Photoreal Scene Reconstruction from an Egocentric Device
Journal:
arXiv
Published Date:
Jun 4, 2025
Abstract
In this paper, we investigate the challenges associated with using egocentric
devices to photorealistic reconstruct the scene in high dynamic range. Existing
methodologies typically assume using frame-rate 6DoF pose estimated from the
device's visual-inertial odometry system, which may neglect crucial details
necessary for pixel-accurate reconstruction. This study presents two
significant findings. Firstly, in contrast to mainstream work treating RGB
camera as global shutter frame-rate camera, we emphasize the importance of
employing visual-inertial bundle adjustment (VIBA) to calibrate the precise
timestamps and movement of the rolling shutter RGB sensing camera in a high
frequency trajectory format, which ensures an accurate calibration of the
physical properties of the rolling-shutter camera.
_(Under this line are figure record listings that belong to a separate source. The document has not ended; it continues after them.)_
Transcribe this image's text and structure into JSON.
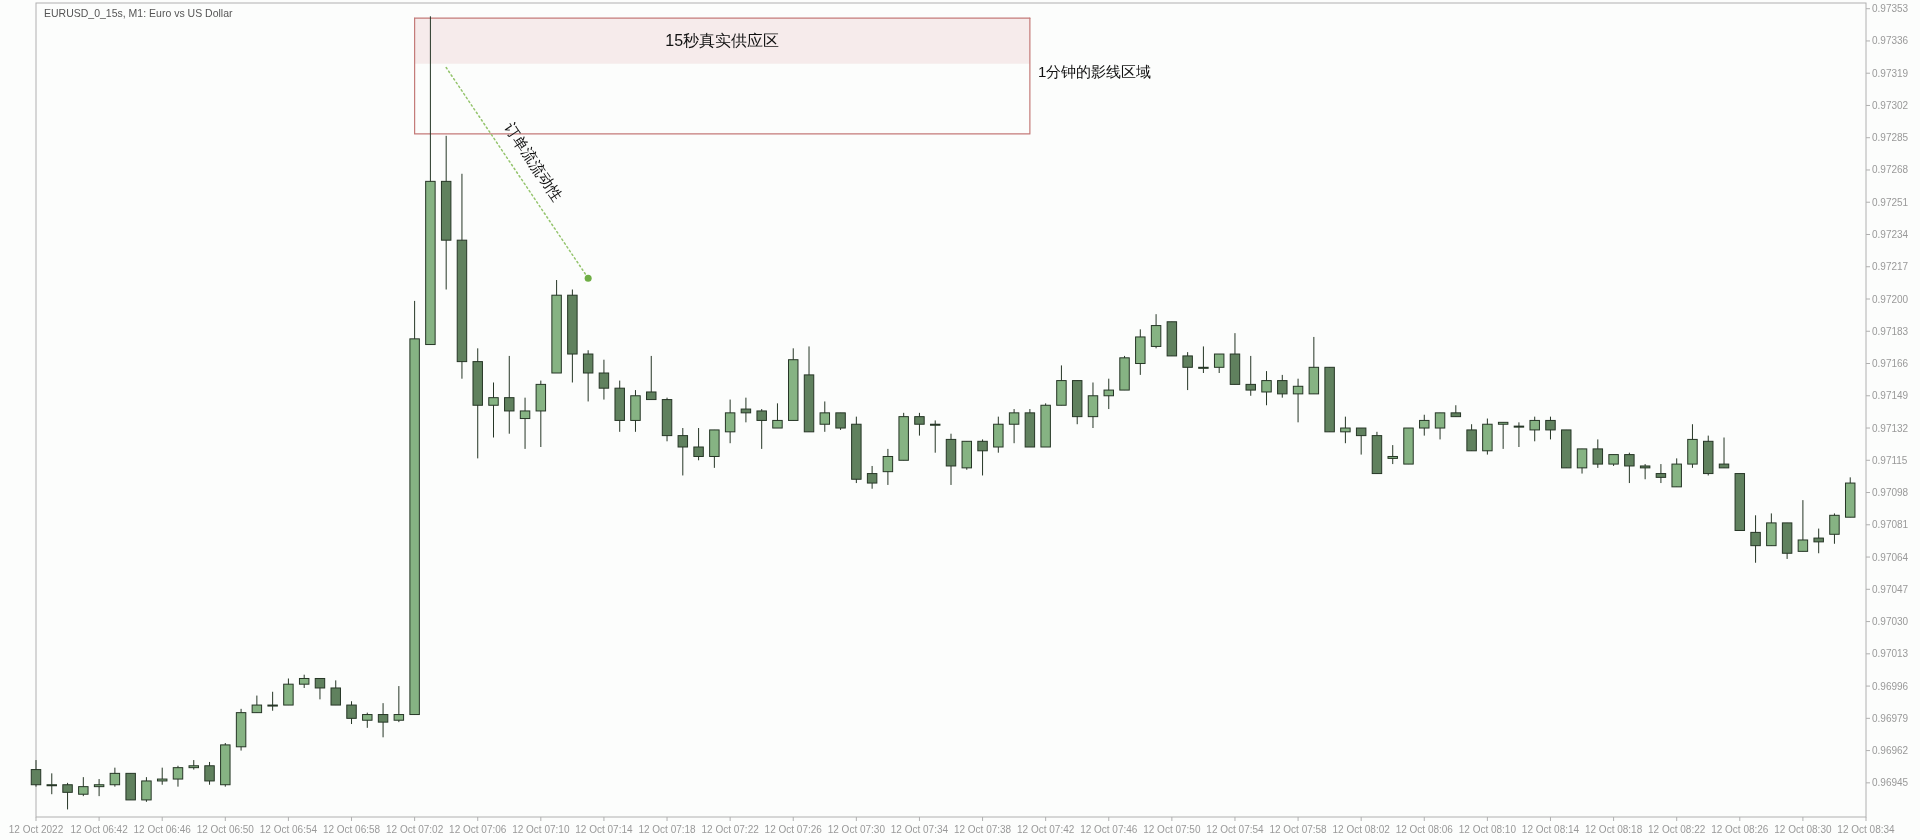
{
  "chart_data": {
    "type": "candlestick",
    "title": "EURUSD_0_15s, M1: Euro vs US Dollar",
    "colors": [
      "#60815e",
      "#86b383",
      "#60815e",
      "#86b383",
      "#86b383",
      "#86b383",
      "#60815e",
      "#86b383",
      "#86b383",
      "#86b383",
      "#86b383",
      "#60815e",
      "#86b383",
      "#86b383",
      "#86b383",
      "#86b383",
      "#86b383",
      "#86b383",
      "#60815e",
      "#60815e",
      "#60815e",
      "#86b383",
      "#60815e",
      "#86b383",
      "#86b383",
      "#86b383",
      "#60815e",
      "#60815e",
      "#60815e",
      "#86b383",
      "#60815e",
      "#86b383",
      "#86b383",
      "#86b383",
      "#60815e",
      "#60815e",
      "#60815e",
      "#60815e",
      "#86b383",
      "#60815e",
      "#60815e",
      "#60815e",
      "#60815e",
      "#86b383",
      "#86b383",
      "#60815e",
      "#60815e",
      "#86b383",
      "#86b383",
      "#60815e",
      "#86b383",
      "#60815e",
      "#60815e",
      "#60815e",
      "#86b383",
      "#86b383",
      "#60815e",
      "#86b383",
      "#60815e",
      "#86b383",
      "#60815e",
      "#86b383",
      "#86b383",
      "#60815e",
      "#86b383",
      "#86b383",
      "#60815e",
      "#86b383",
      "#86b383",
      "#86b383",
      "#86b383",
      "#86b383",
      "#60815e",
      "#60815e",
      "#86b383",
      "#86b383",
      "#60815e",
      "#60815e",
      "#86b383",
      "#60815e",
      "#86b383",
      "#86b383",
      "#60815e",
      "#86b383",
      "#60815e",
      "#60815e",
      "#86b383",
      "#86b383",
      "#86b383",
      "#86b383",
      "#60815e",
      "#60815e",
      "#86b383",
      "#86b383",
      "#86b383",
      "#86b383",
      "#60815e",
      "#60815e",
      "#86b383",
      "#60815e",
      "#86b383",
      "#60815e",
      "#60815e",
      "#60815e",
      "#86b383",
      "#86b383",
      "#60815e",
      "#60815e",
      "#60815e",
      "#60815e",
      "#86b383",
      "#60815e",
      "#86b383",
      "#60815e",
      "#86b383",
      "#86b383"
    ],
    "x": [
      "2022-10-12T06:38",
      "2022-10-12T06:39",
      "2022-10-12T06:40",
      "2022-10-12T06:41",
      "2022-10-12T06:42",
      "2022-10-12T06:43",
      "2022-10-12T06:44",
      "2022-10-12T06:45",
      "2022-10-12T06:46",
      "2022-10-12T06:47",
      "2022-10-12T06:48",
      "2022-10-12T06:49",
      "2022-10-12T06:50",
      "2022-10-12T06:51",
      "2022-10-12T06:52",
      "2022-10-12T06:53",
      "2022-10-12T06:54",
      "2022-10-12T06:55",
      "2022-10-12T06:56",
      "2022-10-12T06:57",
      "2022-10-12T06:58",
      "2022-10-12T06:59",
      "2022-10-12T07:00",
      "2022-10-12T07:01",
      "2022-10-12T07:02",
      "2022-10-12T07:03",
      "2022-10-12T07:04",
      "2022-10-12T07:05",
      "2022-10-12T07:06",
      "2022-10-12T07:07",
      "2022-10-12T07:08",
      "2022-10-12T07:09",
      "2022-10-12T07:10",
      "2022-10-12T07:11",
      "2022-10-12T07:12",
      "2022-10-12T07:13",
      "2022-10-12T07:14",
      "2022-10-12T07:15",
      "2022-10-12T07:16",
      "2022-10-12T07:17",
      "2022-10-12T07:18",
      "2022-10-12T07:19",
      "2022-10-12T07:20",
      "2022-10-12T07:21",
      "2022-10-12T07:22",
      "2022-10-12T07:23",
      "2022-10-12T07:24",
      "2022-10-12T07:25",
      "2022-10-12T07:26",
      "2022-10-12T07:27",
      "2022-10-12T07:28",
      "2022-10-12T07:29",
      "2022-10-12T07:30",
      "2022-10-12T07:31",
      "2022-10-12T07:32",
      "2022-10-12T07:33",
      "2022-10-12T07:34",
      "2022-10-12T07:35",
      "2022-10-12T07:36",
      "2022-10-12T07:37",
      "2022-10-12T07:38",
      "2022-10-12T07:39",
      "2022-10-12T07:40",
      "2022-10-12T07:41",
      "2022-10-12T07:42",
      "2022-10-12T07:43",
      "2022-10-12T07:44",
      "2022-10-12T07:45",
      "2022-10-12T07:46",
      "2022-10-12T07:47",
      "2022-10-12T07:48",
      "2022-10-12T07:49",
      "2022-10-12T07:50",
      "2022-10-12T07:51",
      "2022-10-12T07:52",
      "2022-10-12T07:53",
      "2022-10-12T07:54",
      "2022-10-12T07:55",
      "2022-10-12T07:56",
      "2022-10-12T07:57",
      "2022-10-12T07:58",
      "2022-10-12T07:59",
      "2022-10-12T08:00",
      "2022-10-12T08:01",
      "2022-10-12T08:02",
      "2022-10-12T08:03",
      "2022-10-12T08:04",
      "2022-10-12T08:05",
      "2022-10-12T08:06",
      "2022-10-12T08:07",
      "2022-10-12T08:08",
      "2022-10-12T08:09",
      "2022-10-12T08:10",
      "2022-10-12T08:11",
      "2022-10-12T08:12",
      "2022-10-12T08:13",
      "2022-10-12T08:14",
      "2022-10-12T08:15",
      "2022-10-12T08:16",
      "2022-10-12T08:17",
      "2022-10-12T08:18",
      "2022-10-12T08:19",
      "2022-10-12T08:20",
      "2022-10-12T08:21",
      "2022-10-12T08:22",
      "2022-10-12T08:23",
      "2022-10-12T08:24",
      "2022-10-12T08:25",
      "2022-10-12T08:26",
      "2022-10-12T08:27",
      "2022-10-12T08:28",
      "2022-10-12T08:29",
      "2022-10-12T08:30",
      "2022-10-12T08:31",
      "2022-10-12T08:32",
      "2022-10-12T08:33"
    ],
    "ohlc": [
      [
        0.96952,
        0.96957,
        0.96943,
        0.96944
      ],
      [
        0.96944,
        0.9695,
        0.96939,
        0.96944
      ],
      [
        0.96944,
        0.96945,
        0.96931,
        0.9694
      ],
      [
        0.96939,
        0.96948,
        0.96938,
        0.96943
      ],
      [
        0.96943,
        0.96947,
        0.96938,
        0.96944
      ],
      [
        0.96944,
        0.96953,
        0.96943,
        0.9695
      ],
      [
        0.9695,
        0.9695,
        0.96936,
        0.96936
      ],
      [
        0.96936,
        0.96948,
        0.96935,
        0.96946
      ],
      [
        0.96946,
        0.96953,
        0.96944,
        0.96947
      ],
      [
        0.96947,
        0.96954,
        0.96943,
        0.96953
      ],
      [
        0.96953,
        0.96957,
        0.96952,
        0.96954
      ],
      [
        0.96954,
        0.96956,
        0.96944,
        0.96946
      ],
      [
        0.96944,
        0.96966,
        0.96943,
        0.96965
      ],
      [
        0.96964,
        0.96984,
        0.96962,
        0.96982
      ],
      [
        0.96982,
        0.96991,
        0.96982,
        0.96986
      ],
      [
        0.96986,
        0.96993,
        0.96983,
        0.96986
      ],
      [
        0.96986,
        0.97,
        0.96986,
        0.96997
      ],
      [
        0.96997,
        0.97002,
        0.96995,
        0.97
      ],
      [
        0.97,
        0.97,
        0.96989,
        0.96995
      ],
      [
        0.96995,
        0.96999,
        0.96986,
        0.96986
      ],
      [
        0.96986,
        0.96988,
        0.96976,
        0.96979
      ],
      [
        0.96978,
        0.96982,
        0.96974,
        0.96981
      ],
      [
        0.96981,
        0.96987,
        0.96969,
        0.96977
      ],
      [
        0.96978,
        0.96996,
        0.96977,
        0.96981
      ],
      [
        0.96981,
        0.97199,
        0.96981,
        0.97179
      ],
      [
        0.97176,
        0.97349,
        0.97176,
        0.97262
      ],
      [
        0.97262,
        0.97286,
        0.97205,
        0.97231
      ],
      [
        0.97231,
        0.97266,
        0.97158,
        0.97167
      ],
      [
        0.97167,
        0.97174,
        0.97116,
        0.97144
      ],
      [
        0.97144,
        0.97156,
        0.97127,
        0.97148
      ],
      [
        0.97148,
        0.9717,
        0.97129,
        0.97141
      ],
      [
        0.97137,
        0.97148,
        0.97121,
        0.97141
      ],
      [
        0.97141,
        0.97157,
        0.97122,
        0.97155
      ],
      [
        0.97161,
        0.9721,
        0.97161,
        0.97202
      ],
      [
        0.97202,
        0.97205,
        0.97156,
        0.97171
      ],
      [
        0.97171,
        0.97173,
        0.97146,
        0.97161
      ],
      [
        0.97161,
        0.97168,
        0.97147,
        0.97153
      ],
      [
        0.97153,
        0.97157,
        0.9713,
        0.97136
      ],
      [
        0.97136,
        0.97152,
        0.9713,
        0.97149
      ],
      [
        0.97151,
        0.9717,
        0.97147,
        0.97147
      ],
      [
        0.97147,
        0.97148,
        0.97125,
        0.97128
      ],
      [
        0.97128,
        0.97132,
        0.97107,
        0.97122
      ],
      [
        0.97122,
        0.97132,
        0.97115,
        0.97117
      ],
      [
        0.97117,
        0.97131,
        0.97111,
        0.97131
      ],
      [
        0.9713,
        0.97147,
        0.97124,
        0.9714
      ],
      [
        0.97142,
        0.97148,
        0.97135,
        0.9714
      ],
      [
        0.97141,
        0.97142,
        0.97121,
        0.97136
      ],
      [
        0.97132,
        0.97145,
        0.97132,
        0.97136
      ],
      [
        0.97136,
        0.97174,
        0.97136,
        0.97168
      ],
      [
        0.9716,
        0.97175,
        0.9713,
        0.9713
      ],
      [
        0.97134,
        0.97146,
        0.9713,
        0.9714
      ],
      [
        0.9714,
        0.9714,
        0.97131,
        0.97132
      ],
      [
        0.97134,
        0.97138,
        0.97103,
        0.97105
      ],
      [
        0.97108,
        0.97112,
        0.971,
        0.97103
      ],
      [
        0.97109,
        0.97121,
        0.97102,
        0.97117
      ],
      [
        0.97115,
        0.9714,
        0.97115,
        0.97138
      ],
      [
        0.97138,
        0.9714,
        0.97128,
        0.97134
      ],
      [
        0.97134,
        0.97136,
        0.97119,
        0.97134
      ],
      [
        0.97126,
        0.97129,
        0.97102,
        0.97112
      ],
      [
        0.97111,
        0.97125,
        0.9711,
        0.97125
      ],
      [
        0.97125,
        0.97126,
        0.97107,
        0.9712
      ],
      [
        0.97122,
        0.97138,
        0.97119,
        0.97134
      ],
      [
        0.97134,
        0.97142,
        0.97124,
        0.9714
      ],
      [
        0.9714,
        0.97142,
        0.97122,
        0.97122
      ],
      [
        0.97122,
        0.97145,
        0.97122,
        0.97144
      ],
      [
        0.97144,
        0.97165,
        0.97144,
        0.97157
      ],
      [
        0.97157,
        0.97157,
        0.97134,
        0.97138
      ],
      [
        0.97138,
        0.97156,
        0.97132,
        0.97149
      ],
      [
        0.97149,
        0.97158,
        0.97142,
        0.97152
      ],
      [
        0.97152,
        0.9717,
        0.97152,
        0.97169
      ],
      [
        0.97166,
        0.97184,
        0.9716,
        0.9718
      ],
      [
        0.97175,
        0.97192,
        0.97174,
        0.97186
      ],
      [
        0.97188,
        0.97188,
        0.9717,
        0.9717
      ],
      [
        0.9717,
        0.97172,
        0.97152,
        0.97164
      ],
      [
        0.97164,
        0.97175,
        0.97161,
        0.97164
      ],
      [
        0.97164,
        0.97171,
        0.97161,
        0.97171
      ],
      [
        0.97171,
        0.97182,
        0.97155,
        0.97155
      ],
      [
        0.97155,
        0.9717,
        0.97149,
        0.97152
      ],
      [
        0.97151,
        0.97162,
        0.97144,
        0.97157
      ],
      [
        0.97157,
        0.9716,
        0.97148,
        0.9715
      ],
      [
        0.9715,
        0.97158,
        0.97135,
        0.97154
      ],
      [
        0.9715,
        0.9718,
        0.9715,
        0.97164
      ],
      [
        0.97164,
        0.97164,
        0.9713,
        0.9713
      ],
      [
        0.9713,
        0.97138,
        0.97124,
        0.97132
      ],
      [
        0.97132,
        0.97132,
        0.97118,
        0.97128
      ],
      [
        0.97128,
        0.9713,
        0.97108,
        0.97108
      ],
      [
        0.97116,
        0.97123,
        0.97113,
        0.97117
      ],
      [
        0.97113,
        0.97132,
        0.97113,
        0.97132
      ],
      [
        0.97132,
        0.97139,
        0.97128,
        0.97136
      ],
      [
        0.97132,
        0.9714,
        0.97126,
        0.9714
      ],
      [
        0.9714,
        0.97144,
        0.97138,
        0.97138
      ],
      [
        0.97131,
        0.97134,
        0.9712,
        0.9712
      ],
      [
        0.9712,
        0.97137,
        0.97118,
        0.97134
      ],
      [
        0.97134,
        0.97135,
        0.97121,
        0.97135
      ],
      [
        0.97133,
        0.97135,
        0.97122,
        0.97133
      ],
      [
        0.97131,
        0.97138,
        0.97125,
        0.97136
      ],
      [
        0.97136,
        0.97138,
        0.97126,
        0.97131
      ],
      [
        0.97131,
        0.97131,
        0.97111,
        0.97111
      ],
      [
        0.97111,
        0.97121,
        0.97108,
        0.97121
      ],
      [
        0.97121,
        0.97126,
        0.97111,
        0.97113
      ],
      [
        0.97113,
        0.97118,
        0.97112,
        0.97118
      ],
      [
        0.97118,
        0.97119,
        0.97103,
        0.97112
      ],
      [
        0.97112,
        0.97113,
        0.97105,
        0.97111
      ],
      [
        0.97108,
        0.97113,
        0.97103,
        0.97106
      ],
      [
        0.97101,
        0.97116,
        0.97101,
        0.97113
      ],
      [
        0.97113,
        0.97134,
        0.97111,
        0.97126
      ],
      [
        0.97125,
        0.97128,
        0.97107,
        0.97108
      ],
      [
        0.97113,
        0.97127,
        0.97111,
        0.97111
      ],
      [
        0.97108,
        0.97108,
        0.97078,
        0.97078
      ],
      [
        0.97077,
        0.97086,
        0.97061,
        0.9707
      ],
      [
        0.9707,
        0.97087,
        0.9707,
        0.97082
      ],
      [
        0.97082,
        0.97082,
        0.97063,
        0.97066
      ],
      [
        0.97067,
        0.97094,
        0.97067,
        0.97073
      ],
      [
        0.97074,
        0.97079,
        0.97066,
        0.97072
      ],
      [
        0.97076,
        0.97087,
        0.97071,
        0.97086
      ],
      [
        0.97085,
        0.97106,
        0.97085,
        0.97103
      ]
    ],
    "xlim": [
      "2022-10-12T06:38",
      "2022-10-12T08:34"
    ],
    "ylim": [
      0.96927,
      0.97356
    ],
    "xticks": [
      {
        "value": "2022-10-12T06:38",
        "label": "12 Oct 2022"
      },
      {
        "value": "2022-10-12T06:42",
        "label": "12 Oct 06:42"
      },
      {
        "value": "2022-10-12T06:46",
        "label": "12 Oct 06:46"
      },
      {
        "value": "2022-10-12T06:50",
        "label": "12 Oct 06:50"
      },
      {
        "value": "2022-10-12T06:54",
        "label": "12 Oct 06:54"
      },
      {
        "value": "2022-10-12T06:58",
        "label": "12 Oct 06:58"
      },
      {
        "value": "2022-10-12T07:02",
        "label": "12 Oct 07:02"
      },
      {
        "value": "2022-10-12T07:06",
        "label": "12 Oct 07:06"
      },
      {
        "value": "2022-10-12T07:10",
        "label": "12 Oct 07:10"
      },
      {
        "value": "2022-10-12T07:14",
        "label": "12 Oct 07:14"
      },
      {
        "value": "2022-10-12T07:18",
        "label": "12 Oct 07:18"
      },
      {
        "value": "2022-10-12T07:22",
        "label": "12 Oct 07:22"
      },
      {
        "value": "2022-10-12T07:26",
        "label": "12 Oct 07:26"
      },
      {
        "value": "2022-10-12T07:30",
        "label": "12 Oct 07:30"
      },
      {
        "value": "2022-10-12T07:34",
        "label": "12 Oct 07:34"
      },
      {
        "value": "2022-10-12T07:38",
        "label": "12 Oct 07:38"
      },
      {
        "value": "2022-10-12T07:42",
        "label": "12 Oct 07:42"
      },
      {
        "value": "2022-10-12T07:46",
        "label": "12 Oct 07:46"
      },
      {
        "value": "2022-10-12T07:50",
        "label": "12 Oct 07:50"
      },
      {
        "value": "2022-10-12T07:54",
        "label": "12 Oct 07:54"
      },
      {
        "value": "2022-10-12T07:58",
        "label": "12 Oct 07:58"
      },
      {
        "value": "2022-10-12T08:02",
        "label": "12 Oct 08:02"
      },
      {
        "value": "2022-10-12T08:06",
        "label": "12 Oct 08:06"
      },
      {
        "value": "2022-10-12T08:10",
        "label": "12 Oct 08:10"
      },
      {
        "value": "2022-10-12T08:14",
        "label": "12 Oct 08:14"
      },
      {
        "value": "2022-10-12T08:18",
        "label": "12 Oct 08:18"
      },
      {
        "value": "2022-10-12T08:22",
        "label": "12 Oct 08:22"
      },
      {
        "value": "2022-10-12T08:26",
        "label": "12 Oct 08:26"
      },
      {
        "value": "2022-10-12T08:30",
        "label": "12 Oct 08:30"
      },
      {
        "value": "2022-10-12T08:34",
        "label": "12 Oct 08:34"
      }
    ],
    "yticks": [
      0.97353,
      0.97336,
      0.97319,
      0.97302,
      0.97285,
      0.97268,
      0.97251,
      0.97234,
      0.97217,
      {
        "value": 0.972,
        "label": "0.97200"
      },
      0.97183,
      0.97166,
      0.97149,
      0.97132,
      0.97115,
      0.97098,
      0.97081,
      0.97064,
      0.97047,
      {
        "value": 0.9703,
        "label": "0.97030"
      },
      0.97013,
      0.96996,
      0.96979,
      0.96962,
      0.96945
    ],
    "series": [
      {
        "type": "line",
        "x": [
          "2022-10-12T07:02",
          "2022-10-12T07:41"
        ],
        "values": [
          0.97348,
          0.97348
        ],
        "lower": [
          0.97324,
          0.97324
        ],
        "upper": [
          0.97348,
          0.97348
        ],
        "color": "#c47a78"
      },
      {
        "type": "line",
        "x": [
          "2022-10-12T07:02",
          "2022-10-12T07:02",
          "2022-10-12T07:41",
          "2022-10-12T07:41"
        ],
        "values": [
          0.97348,
          0.97287,
          0.97287,
          0.97348
        ],
        "color": "#c47a78"
      },
      {
        "type": "line",
        "x": [
          "2022-10-12T07:04",
          "2022-10-12T07:13"
        ],
        "values": [
          0.97322,
          0.97211
        ],
        "color": "#94c46c",
        "line_style": "dotted"
      },
      {
        "type": "scatter",
        "x": [
          "2022-10-12T07:13"
        ],
        "values": [
          0.97211
        ],
        "color": "#6fae45",
        "marker": "circle"
      }
    ],
    "annotations": [
      "15秒真实供应区",
      {
        "text": "1分钟的影线区域",
        "x": "2022-10-12T07:41",
        "y": 0.9732
      },
      "订单流流动性"
    ]
  }
}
Secondly, we incorporate a
physical image formation model based into Gaussian Splatting, which effectively
addresses the sensor characteristics, including the rolling-shutter effect of
RGB cameras and the dynamic ranges measured by sensors. Our proposed
formulation is applicable to the widely-used variants of Gaussian Splats
representation. We conduct a comprehensive evaluation of our pipeline using the
open-source Project Aria device under diverse indoor and outdoor lighting
conditions, and further validate it on a Meta Quest3 device. Across all
experiments, we observe a consistent visual enhancement of +1 dB in PSNR by
incorporating VIBA, with an additional +1 dB achieved through our proposed
image formation model. Our complete implementation, evaluation datasets, and
recording profile are available at
http://www.projectaria.com/photoreal-reconstruction/